Ein Vorschlag zur europäischen Verfassungsdebatte

Abschreiben ist die beste Lösung

Juristische Texte sind auch Literatur. Mit dieser These im Ärmel erlaubt sich der Literaturkolumnist einen nur scheinbar ressortfremden Ausflug in die Politik: Was wird aus dem einst hoffnungsvollen Sprachwerk der europäischen Verfassung?

"Besser gut abgeschrieben, als schlecht selbst geschrieben!" Das meinte der große Bert Brecht einmal, als er gerade auf frischer Tat ertappt worden war. Was übrigens öfter vorkam.

Der Ausspruch des Dichters soll, ich sage es offen, eine für Literaturkolumnisten "ressortfremde" Beschäftigung rechtfertigen: einen Ausflug in die internationale Politik. Wobei "ressortfremd" nur scheinbar zutrifft. Zuletzt ist ja alles Literatur. Unter dem entsprechenden Blickwinkel erweist sich sogar die Relativitätstheorie als Literatur: Sie ist ein sprachliches Gebilde, wenn ihre Sprache der Gleichungen auch etwas abgelegen sein mag, sie ist ein Produkt des menschlichen Geistes, und sie liefert so etwas wie Erklärungswert - Gründe und Ursachen für die Vorgänge in der Welt. Sie ist eine Erzählung mit Sinngehalt, also exakt das, was man nach üblichem Verständnis als Literatur definiert. Und offenbar gilt das für jede wissenschaftliche Theorie, inklusive jener, dass die Erde um die Sonne kreist.

So weit die Vorrede, nun zur Sache. Jene Textsorte, die das reale Leben der Menschen am stärksten beeinflusst, jedenfalls seit Erfindung der Zivilisation, ist natürlich nicht die der naturwissenschaftlichen Erklärungsgebäude. Es sind auch nicht die Gebrauchsanleitungen unserer Mobiltelefone und Videorecorder, schon deshalb nicht, weil diese ja noch komplexer, kryptischer und auslegungsbedürftiger sind als die Geheime Offenbarung des Johannes. Und natürlich sind es schon gar nicht Romane, Bühnenwerke oder Gedichte, die überhaupt noch nie etwas bewirkt haben. Sondern es sind die juristischen Texte: Gesetze und Gerichtsurteile, Bescheide, Verordnungen und Verfassungen.

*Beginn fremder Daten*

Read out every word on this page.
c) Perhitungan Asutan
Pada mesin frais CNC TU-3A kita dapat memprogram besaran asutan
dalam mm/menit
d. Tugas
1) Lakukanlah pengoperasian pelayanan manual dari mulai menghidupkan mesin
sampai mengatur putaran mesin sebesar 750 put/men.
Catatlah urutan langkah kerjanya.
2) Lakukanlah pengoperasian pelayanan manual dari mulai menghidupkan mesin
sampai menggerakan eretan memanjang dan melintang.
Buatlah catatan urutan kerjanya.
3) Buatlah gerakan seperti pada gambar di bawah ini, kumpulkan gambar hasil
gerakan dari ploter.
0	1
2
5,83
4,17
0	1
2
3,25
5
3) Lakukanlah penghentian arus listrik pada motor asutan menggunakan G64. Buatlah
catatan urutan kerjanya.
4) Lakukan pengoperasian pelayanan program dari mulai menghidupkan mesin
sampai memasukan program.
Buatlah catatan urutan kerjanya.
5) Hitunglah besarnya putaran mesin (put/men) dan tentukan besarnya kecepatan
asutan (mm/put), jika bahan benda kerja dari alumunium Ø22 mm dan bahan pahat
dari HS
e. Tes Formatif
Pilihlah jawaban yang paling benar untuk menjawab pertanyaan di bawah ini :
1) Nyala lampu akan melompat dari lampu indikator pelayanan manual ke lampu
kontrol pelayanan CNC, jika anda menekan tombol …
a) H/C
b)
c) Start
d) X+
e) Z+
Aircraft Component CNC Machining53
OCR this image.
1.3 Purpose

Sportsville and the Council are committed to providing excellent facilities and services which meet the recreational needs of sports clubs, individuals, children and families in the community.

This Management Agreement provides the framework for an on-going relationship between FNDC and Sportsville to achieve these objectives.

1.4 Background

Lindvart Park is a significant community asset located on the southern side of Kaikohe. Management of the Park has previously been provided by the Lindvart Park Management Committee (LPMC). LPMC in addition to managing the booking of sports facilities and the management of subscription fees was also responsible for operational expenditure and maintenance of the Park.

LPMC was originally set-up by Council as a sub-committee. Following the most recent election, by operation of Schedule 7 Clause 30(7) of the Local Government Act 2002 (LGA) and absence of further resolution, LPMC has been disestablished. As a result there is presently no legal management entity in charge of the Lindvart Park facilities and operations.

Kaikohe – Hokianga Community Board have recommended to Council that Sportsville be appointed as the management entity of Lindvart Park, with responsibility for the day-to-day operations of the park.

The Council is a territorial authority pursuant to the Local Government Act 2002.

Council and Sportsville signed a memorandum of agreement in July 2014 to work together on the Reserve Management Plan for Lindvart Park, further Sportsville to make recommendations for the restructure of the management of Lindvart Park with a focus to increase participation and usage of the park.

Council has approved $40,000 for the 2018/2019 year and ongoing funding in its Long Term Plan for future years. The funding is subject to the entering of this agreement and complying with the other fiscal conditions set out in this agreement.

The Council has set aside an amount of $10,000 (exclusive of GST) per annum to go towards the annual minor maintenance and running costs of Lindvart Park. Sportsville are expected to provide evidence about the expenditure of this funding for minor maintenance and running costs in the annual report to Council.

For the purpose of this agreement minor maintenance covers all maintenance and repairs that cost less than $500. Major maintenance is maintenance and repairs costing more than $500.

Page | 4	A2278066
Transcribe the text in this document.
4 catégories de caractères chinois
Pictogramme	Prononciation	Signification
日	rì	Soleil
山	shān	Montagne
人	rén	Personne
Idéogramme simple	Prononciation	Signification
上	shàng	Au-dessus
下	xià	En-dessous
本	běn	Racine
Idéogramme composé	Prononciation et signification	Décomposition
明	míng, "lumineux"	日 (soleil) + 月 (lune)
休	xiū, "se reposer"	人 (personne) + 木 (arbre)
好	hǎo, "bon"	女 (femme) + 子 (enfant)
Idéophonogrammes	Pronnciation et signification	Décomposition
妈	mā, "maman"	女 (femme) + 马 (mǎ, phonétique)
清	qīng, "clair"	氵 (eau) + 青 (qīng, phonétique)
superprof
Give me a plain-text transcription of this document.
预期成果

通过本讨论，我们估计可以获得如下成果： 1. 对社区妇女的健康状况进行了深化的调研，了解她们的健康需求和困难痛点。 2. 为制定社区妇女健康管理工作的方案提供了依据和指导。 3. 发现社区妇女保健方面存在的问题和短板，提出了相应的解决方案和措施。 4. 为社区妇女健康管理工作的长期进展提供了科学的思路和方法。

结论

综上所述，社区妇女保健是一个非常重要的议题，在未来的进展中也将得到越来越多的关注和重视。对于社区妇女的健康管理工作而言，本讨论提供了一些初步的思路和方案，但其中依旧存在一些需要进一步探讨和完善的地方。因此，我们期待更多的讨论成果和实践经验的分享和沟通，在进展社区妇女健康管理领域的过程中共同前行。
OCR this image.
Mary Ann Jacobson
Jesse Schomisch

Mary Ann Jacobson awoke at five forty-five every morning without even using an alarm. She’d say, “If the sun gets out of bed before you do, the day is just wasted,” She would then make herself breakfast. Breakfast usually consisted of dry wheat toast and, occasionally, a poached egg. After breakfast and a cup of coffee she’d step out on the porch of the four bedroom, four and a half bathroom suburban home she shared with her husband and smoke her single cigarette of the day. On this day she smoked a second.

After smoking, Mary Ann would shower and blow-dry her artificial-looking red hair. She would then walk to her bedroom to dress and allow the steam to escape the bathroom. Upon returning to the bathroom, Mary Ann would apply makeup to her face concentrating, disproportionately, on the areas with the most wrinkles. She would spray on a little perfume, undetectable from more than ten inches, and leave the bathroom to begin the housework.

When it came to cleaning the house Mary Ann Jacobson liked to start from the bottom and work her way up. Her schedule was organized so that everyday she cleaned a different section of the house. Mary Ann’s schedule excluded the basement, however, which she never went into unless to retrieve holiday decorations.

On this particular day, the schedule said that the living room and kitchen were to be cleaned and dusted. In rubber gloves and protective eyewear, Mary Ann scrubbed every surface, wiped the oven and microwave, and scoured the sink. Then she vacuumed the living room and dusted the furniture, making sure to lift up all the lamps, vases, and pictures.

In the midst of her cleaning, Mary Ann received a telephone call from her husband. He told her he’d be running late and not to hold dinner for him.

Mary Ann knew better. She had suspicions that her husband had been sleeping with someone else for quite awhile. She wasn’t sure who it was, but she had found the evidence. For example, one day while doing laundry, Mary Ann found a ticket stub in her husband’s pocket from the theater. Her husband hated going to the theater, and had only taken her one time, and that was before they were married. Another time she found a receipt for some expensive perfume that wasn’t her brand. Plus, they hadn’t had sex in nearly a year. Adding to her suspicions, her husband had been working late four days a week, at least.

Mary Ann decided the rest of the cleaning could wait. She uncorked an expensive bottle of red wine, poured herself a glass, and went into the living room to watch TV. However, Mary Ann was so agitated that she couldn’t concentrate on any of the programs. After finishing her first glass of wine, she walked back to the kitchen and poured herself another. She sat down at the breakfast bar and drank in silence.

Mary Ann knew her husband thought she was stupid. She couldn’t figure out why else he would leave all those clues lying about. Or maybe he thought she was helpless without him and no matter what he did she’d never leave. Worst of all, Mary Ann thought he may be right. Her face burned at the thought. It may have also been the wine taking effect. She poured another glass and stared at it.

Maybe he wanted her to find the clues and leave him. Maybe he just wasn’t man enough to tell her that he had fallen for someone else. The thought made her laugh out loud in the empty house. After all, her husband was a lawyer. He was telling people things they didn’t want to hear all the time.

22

Nun höre ich den Einwand, dass diese nicht nur die Geheime Offenbarung, sondern meist sogar die Gebrauchsanweisungen von Mobiltelefonen und Videorecordern an Vertraktheit und Unbegreiflichkeit übertreffen, und sie schon deshalb im wirklichen Leben keine Rolle spielen könnten. Das stimmt nicht. Die Juristen haben sich ein feines Prinzip ausgedacht, das für keine andere Textproduktion außer der ihren gilt: "Unwissenheit schützt vor Strafe nicht." Es ist ganz egal, wenn niemand verstehen kann, was sie schreiben, wenn der Sinngehalt ihrer Texte vollständig verborgen bleibt. Sie gelten trotzdem.

So weit die zweite Vorrede, nun also wirklich zur Sache. Die Verfassung der Europäischen Union ist offensichtlich ein Sprachgebilde, das geradezu exemplarisch in die Schublade des gänzlich Unnahbaren, Magisch-Juristischen fällt. Ob sie dort verbleiben und verstauben soll oder nicht, ist Gegenstand heftiger Debatten unter Eingeweihten. "Eingeweiht", das meint hier nicht im übertragenen, sondern im wörtlichen Sinn: zu geheimen, hermetischen Praktiken geweiht.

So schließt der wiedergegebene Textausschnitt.